Port / City Relations
Many cities around the world have built an intricate relationship with their port since they owe their origin to their port site. Conventionally, the economic dynamism of many cities was linked to their port which was a source of employment and commercial interactions with the global market. Still, the waterfront occupies valuable space in proximity to urban activities which can be a source of dynamism, but also of conflicts. The issue of land and water uses along the waterfront, which is a valuable zone of interface, is therefore requiring cooperation between the port and the city so that social and environmental externalities are mitigated. In recent decades, the prevailing trend has been a growing level of disconnection between ports and their host cities, particularly because of globalization and containerization. The main factors that have favored a port-city disconnection are:
  • The migration of several terminals towards peripheral locations. The need for additional space and deeper drafts have incited terminal operators to seek new sites that are located further away from the conventional sites.
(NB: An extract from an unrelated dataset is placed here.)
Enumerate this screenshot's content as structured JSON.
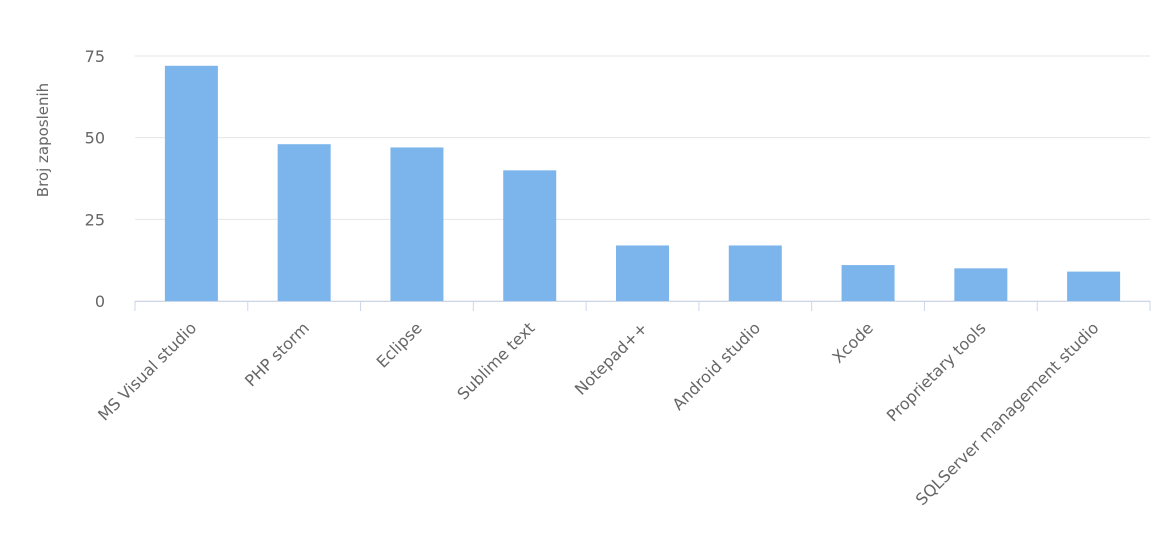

  • The containerization of terminals has reduced labor requirements since a modern container terminal is capital intensive and require a small quantity of qualified labor to operate. Port terminal thus employ much less people than before, reducing a whole array of port/city interactions, such as commuting.
  • Safety and security issues have become more salient implying that access to port areas, particularly terminals, is restricted.
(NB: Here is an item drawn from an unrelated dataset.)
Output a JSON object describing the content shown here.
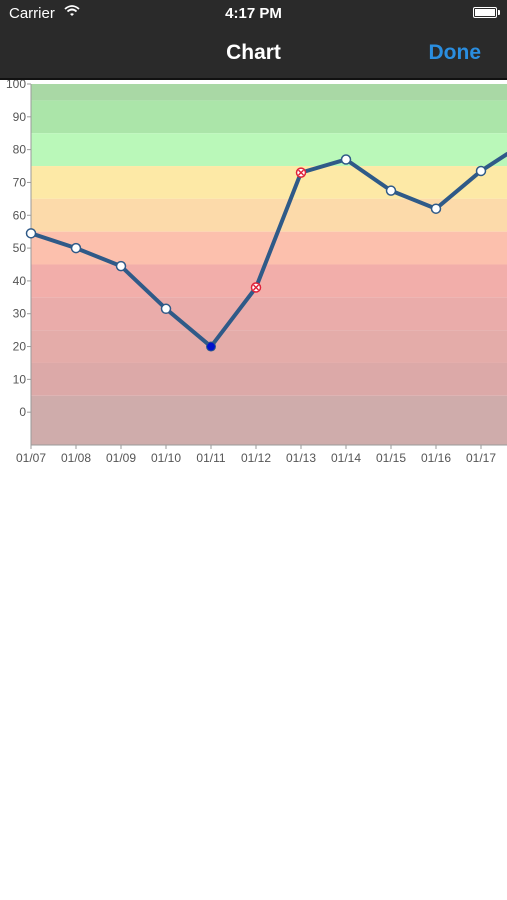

  • Modern ship operations require less labor. Also, due to flags of convenience, ship labor is mostly multinational (e.g. Philippines) and therefore not linked to the communities along the ports of call. Containerships spend little time at ports, often less than 24 hours, considerably reducing opportunities for shore leaves.
  • Hinterland accessibility has improved, implying that the majority of economic activities using the port are located further inland and not, as it was conventionally the case, in close proximity to port terminals.